The meteors that will appear across the night sky are small particles of dust left over from the tail of Halley’s Comet, and this shower has been observed every year since 401AD. So, it is one of the oldest known meteor showers.
Also on the 4th we happen to have a New Moon, so the sky should be dark to help in seeing any faint meteors.
Having said that, the Eta Aquarids can sometimes be exceptionally bright and leave behind in the night sky a luminous “smoke” trail that may persist for several minutes.
The red planet Mars can only be seen now for a short while over on the western horizon. So we have no bright planets easily visible in the May evening sky.
After midnight, over in the southeast, the gas giant planet Jupiter will rise in the constellation of Ophiuchus and, two hours later, the ringed planet Saturn will also rise in the southeast. Saturn is in the constellation of Sagittarius, and this means that when seen from high latitudes in the northern hemisphere, it would be low to the southern horizon and the Earth’s atmosphere will dim the view somewhat.

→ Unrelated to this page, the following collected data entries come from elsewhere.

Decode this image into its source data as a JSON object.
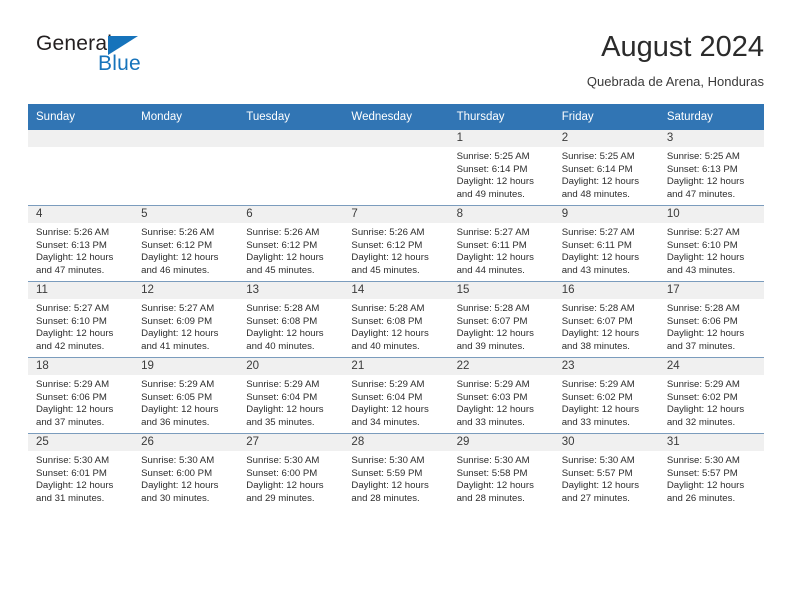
{
  "brand": {
    "name_part1": "General",
    "name_part2": "Blue",
    "primary_color": "#1673bb",
    "triangle_icon": "triangle-icon"
  },
  "header": {
    "title": "August 2024",
    "subtitle": "Quebrada de Arena, Honduras"
  },
  "calendar": {
    "header_bg": "#3175b4",
    "daynum_bg": "#f0f0f0",
    "weekdays": [
      "Sunday",
      "Monday",
      "Tuesday",
      "Wednesday",
      "Thursday",
      "Friday",
      "Saturday"
    ],
    "weeks": [
      [
        {
          "day": "",
          "empty": true
        },
        {
          "day": "",
          "empty": true
        },
        {
          "day": "",
          "empty": true
        },
        {
          "day": "",
          "empty": true
        },
        {
          "day": "1",
          "sunrise": "Sunrise: 5:25 AM",
          "sunset": "Sunset: 6:14 PM",
          "daylight1": "Daylight: 12 hours",
          "daylight2": "and 49 minutes."
        },
        {
          "day": "2",
          "sunrise": "Sunrise: 5:25 AM",
          "sunset": "Sunset: 6:14 PM",
          "daylight1": "Daylight: 12 hours",
          "daylight2": "and 48 minutes."
        },
        {
          "day": "3",
          "sunrise": "Sunrise: 5:25 AM",
          "sunset": "Sunset: 6:13 PM",
          "daylight1": "Daylight: 12 hours",
          "daylight2": "and 47 minutes."
        }
      ],
      [
        {
          "day": "4",
          "sunrise": "Sunrise: 5:26 AM",
          "sunset": "Sunset: 6:13 PM",
          "daylight1": "Daylight: 12 hours",
          "daylight2": "and 47 minutes."
        },
        {
          "day": "5",
          "sunrise": "Sunrise: 5:26 AM",
          "sunset": "Sunset: 6:12 PM",
          "daylight1": "Daylight: 12 hours",
          "daylight2": "and 46 minutes."
        },
        {
          "day": "6",
          "sunrise": "Sunrise: 5:26 AM",
          "sunset": "Sunset: 6:12 PM",
          "daylight1": "Daylight: 12 hours",
          "daylight2": "and 45 minutes."
        },
        {
          "day": "7",
          "sunrise": "Sunrise: 5:26 AM",
          "sunset": "Sunset: 6:12 PM",
          "daylight1": "Daylight: 12 hours",
          "daylight2": "and 45 minutes."
        },
        {
          "day": "8",
          "sunrise": "Sunrise: 5:27 AM",
          "sunset": "Sunset: 6:11 PM",
          "daylight1": "Daylight: 12 hours",
          "daylight2": "and 44 minutes."
        },
        {
          "day": "9",
          "sunrise": "Sunrise: 5:27 AM",
          "sunset": "Sunset: 6:11 PM",
          "daylight1": "Daylight: 12 hours",
          "daylight2": "and 43 minutes."
        },
        {
          "day": "10",
          "sunrise": "Sunrise: 5:27 AM",
          "sunset": "Sunset: 6:10 PM",
          "daylight1": "Daylight: 12 hours",
          "daylight2": "and 43 minutes."
        }
      ],
      [
        {
          "day": "11",
          "sunrise": "Sunrise: 5:27 AM",
          "sunset": "Sunset: 6:10 PM",
          "daylight1": "Daylight: 12 hours",
          "daylight2": "and 42 minutes."
        },
        {
          "day": "12",
          "sunrise": "Sunrise: 5:27 AM",
          "sunset": "Sunset: 6:09 PM",
          "daylight1": "Daylight: 12 hours",
          "daylight2": "and 41 minutes."
        },
        {
          "day": "13",
          "sunrise": "Sunrise: 5:28 AM",
          "sunset": "Sunset: 6:08 PM",
          "daylight1": "Daylight: 12 hours",
          "daylight2": "and 40 minutes."
        },
        {
          "day": "14",
          "sunrise": "Sunrise: 5:28 AM",
          "sunset": "Sunset: 6:08 PM",
          "daylight1": "Daylight: 12 hours",
          "daylight2": "and 40 minutes."
        },
        {
          "day": "15",
          "sunrise": "Sunrise: 5:28 AM",
          "sunset": "Sunset: 6:07 PM",
          "daylight1": "Daylight: 12 hours",
          "daylight2": "and 39 minutes."
        },
        {
          "day": "16",
          "sunrise": "Sunrise: 5:28 AM",
          "sunset": "Sunset: 6:07 PM",
          "daylight1": "Daylight: 12 hours",
          "daylight2": "and 38 minutes."
        },
        {
          "day": "17",
          "sunrise": "Sunrise: 5:28 AM",
          "sunset": "Sunset: 6:06 PM",
          "daylight1": "Daylight: 12 hours",
          "daylight2": "and 37 minutes."
        }
      ],
      [
        {
          "day": "18",
          "sunrise": "Sunrise: 5:29 AM",
          "sunset": "Sunset: 6:06 PM",
          "daylight1": "Daylight: 12 hours",
          "daylight2": "and 37 minutes."
        },
        {
          "day": "19",
          "sunrise": "Sunrise: 5:29 AM",
          "sunset": "Sunset: 6:05 PM",
          "daylight1": "Daylight: 12 hours",
          "daylight2": "and 36 minutes."
        },
        {
          "day": "20",
          "sunrise": "Sunrise: 5:29 AM",
          "sunset": "Sunset: 6:04 PM",
          "daylight1": "Daylight: 12 hours",
          "daylight2": "and 35 minutes."
        },
        {
          "day": "21",
          "sunrise": "Sunrise: 5:29 AM",
          "sunset": "Sunset: 6:04 PM",
          "daylight1": "Daylight: 12 hours",
          "daylight2": "and 34 minutes."
        },
        {
          "day": "22",
          "sunrise": "Sunrise: 5:29 AM",
          "sunset": "Sunset: 6:03 PM",
          "daylight1": "Daylight: 12 hours",
          "daylight2": "and 33 minutes."
        },
        {
          "day": "23",
          "sunrise": "Sunrise: 5:29 AM",
          "sunset": "Sunset: 6:02 PM",
          "daylight1": "Daylight: 12 hours",
          "daylight2": "and 33 minutes."
        },
        {
          "day": "24",
          "sunrise": "Sunrise: 5:29 AM",
          "sunset": "Sunset: 6:02 PM",
          "daylight1": "Daylight: 12 hours",
          "daylight2": "and 32 minutes."
        }
      ],
      [
        {
          "day": "25",
          "sunrise": "Sunrise: 5:30 AM",
          "sunset": "Sunset: 6:01 PM",
          "daylight1": "Daylight: 12 hours",
          "daylight2": "and 31 minutes."
        },
        {
          "day": "26",
          "sunrise": "Sunrise: 5:30 AM",
          "sunset": "Sunset: 6:00 PM",
          "daylight1": "Daylight: 12 hours",
          "daylight2": "and 30 minutes."
        },
        {
          "day": "27",
          "sunrise": "Sunrise: 5:30 AM",
          "sunset": "Sunset: 6:00 PM",
          "daylight1": "Daylight: 12 hours",
          "daylight2": "and 29 minutes."
        },
        {
          "day": "28",
          "sunrise": "Sunrise: 5:30 AM",
          "sunset": "Sunset: 5:59 PM",
          "daylight1": "Daylight: 12 hours",
          "daylight2": "and 28 minutes."
        },
        {
          "day": "29",
          "sunrise": "Sunrise: 5:30 AM",
          "sunset": "Sunset: 5:58 PM",
          "daylight1": "Daylight: 12 hours",
          "daylight2": "and 28 minutes."
        },
        {
          "day": "30",
          "sunrise": "Sunrise: 5:30 AM",
          "sunset": "Sunset: 5:57 PM",
          "daylight1": "Daylight: 12 hours",
          "daylight2": "and 27 minutes."
        },
        {
          "day": "31",
          "sunrise": "Sunrise: 5:30 AM",
          "sunset": "Sunset: 5:57 PM",
          "daylight1": "Daylight: 12 hours",
          "daylight2": "and 26 minutes."
        }
      ]
    ]
  }
}
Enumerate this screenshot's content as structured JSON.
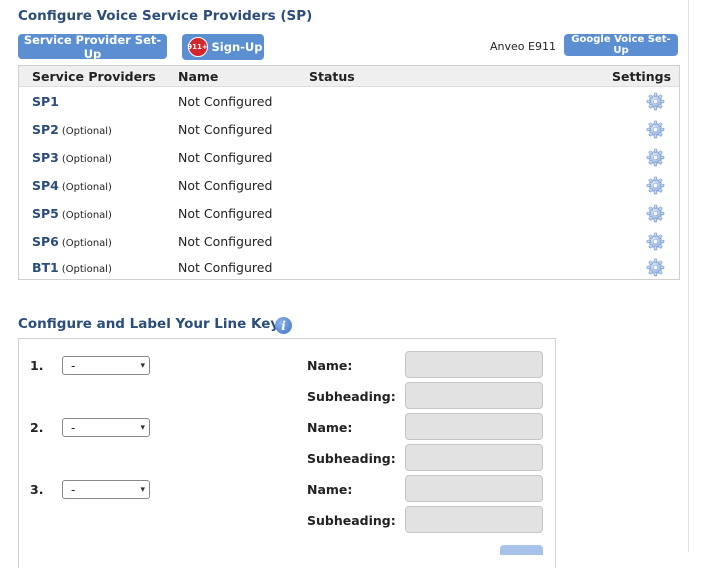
{
  "providers_section": {
    "title": "Configure Voice Service Providers (SP)",
    "setup_button": "Service Provider Set-Up",
    "signup_badge": "911+",
    "signup_button": "Sign-Up",
    "anveo_label": "Anveo E911",
    "google_button": "Google Voice Set-Up",
    "columns": {
      "providers": "Service Providers",
      "name": "Name",
      "status": "Status",
      "settings": "Settings"
    },
    "rows": [
      {
        "id": "SP1",
        "optional": "",
        "name": "Not Configured",
        "status": "",
        "settings_icon": "gear-icon"
      },
      {
        "id": "SP2",
        "optional": "(Optional)",
        "name": "Not Configured",
        "status": "",
        "settings_icon": "gear-icon"
      },
      {
        "id": "SP3",
        "optional": "(Optional)",
        "name": "Not Configured",
        "status": "",
        "settings_icon": "gear-icon"
      },
      {
        "id": "SP4",
        "optional": "(Optional)",
        "name": "Not Configured",
        "status": "",
        "settings_icon": "gear-icon"
      },
      {
        "id": "SP5",
        "optional": "(Optional)",
        "name": "Not Configured",
        "status": "",
        "settings_icon": "gear-icon"
      },
      {
        "id": "SP6",
        "optional": "(Optional)",
        "name": "Not Configured",
        "status": "",
        "settings_icon": "gear-icon"
      },
      {
        "id": "BT1",
        "optional": "(Optional)",
        "name": "Not Configured",
        "status": "",
        "settings_icon": "gear-icon"
      }
    ]
  },
  "line_keys_section": {
    "title": "Configure and Label Your Line Keys",
    "info_icon": "i",
    "keys": [
      {
        "number": "1.",
        "selected": "-",
        "name_label": "Name:",
        "name_value": "",
        "subheading_label": "Subheading:",
        "subheading_value": ""
      },
      {
        "number": "2.",
        "selected": "-",
        "name_label": "Name:",
        "name_value": "",
        "subheading_label": "Subheading:",
        "subheading_value": ""
      },
      {
        "number": "3.",
        "selected": "-",
        "name_label": "Name:",
        "name_value": "",
        "subheading_label": "Subheading:",
        "subheading_value": ""
      }
    ]
  },
  "colors": {
    "accent": "#5b8fd2",
    "title": "#2a4d7a",
    "badge": "#d4262c",
    "input_bg": "#e2e2e2"
  }
}
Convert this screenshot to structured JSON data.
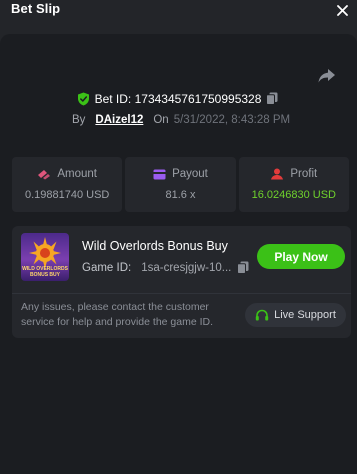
{
  "header": {
    "title": "Bet Slip",
    "close_icon": "close-icon"
  },
  "bet": {
    "bet_id": "Bet ID: 1734345761750995328",
    "by_label": "By",
    "username": "DAizel12",
    "on_label": "On",
    "date": "5/31/2022, 8:43:28 PM"
  },
  "stats": [
    {
      "label": "Amount",
      "value": "0.19881740 USD",
      "icon": "coins-icon",
      "icon_color": "#e0567c"
    },
    {
      "label": "Payout",
      "value": "81.6 x",
      "icon": "card-icon",
      "icon_color": "#9b5cf0"
    },
    {
      "label": "Profit",
      "value": "16.0246830 USD",
      "icon": "profit-icon",
      "icon_color": "#e23b3b",
      "value_color": "#6fd22c"
    }
  ],
  "game": {
    "thumb_text": "WILD OVERLORDS BONUS BUY",
    "title": "Wild Overlords Bonus Buy",
    "id_label": "Game ID:",
    "id_value": "1sa-cresjgjw-10...",
    "play_label": "Play Now",
    "issues_text": "Any issues, please contact the customer service for help and provide the game ID.",
    "support_label": "Live Support"
  },
  "colors": {
    "accent_green": "#3bc117",
    "background": "#1b1d21"
  }
}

But, with any small telescope, it would be possible to see Saturn’s largest moon, called Titan. This moon is larger than planet Mercury and it has a thick nitrogen atmosphere. This atmosphere is denser than the Earth’s, so an astronaut could walk on the surface of Titan without a pressurised space suit. Although due to the absence of oxygen in Titan’s atmosphere, some sort of breathing apparatus would be required. Also, the severe cold at 160 degrees below zero would be a problem.
Saturn has more than 60 known moons and one of them, called Enceladus, is exceptional. This 500km diameter object is quite small in comparison with Titan and orbits very close to the outer edge of Saturn’s rings. This moon is covered in fresh water, ice and snow, and has an active water geyser at its south pole. This indicates an internal heat source possibly creating a salty sub-surface ocean that could be home for primitive microbial life.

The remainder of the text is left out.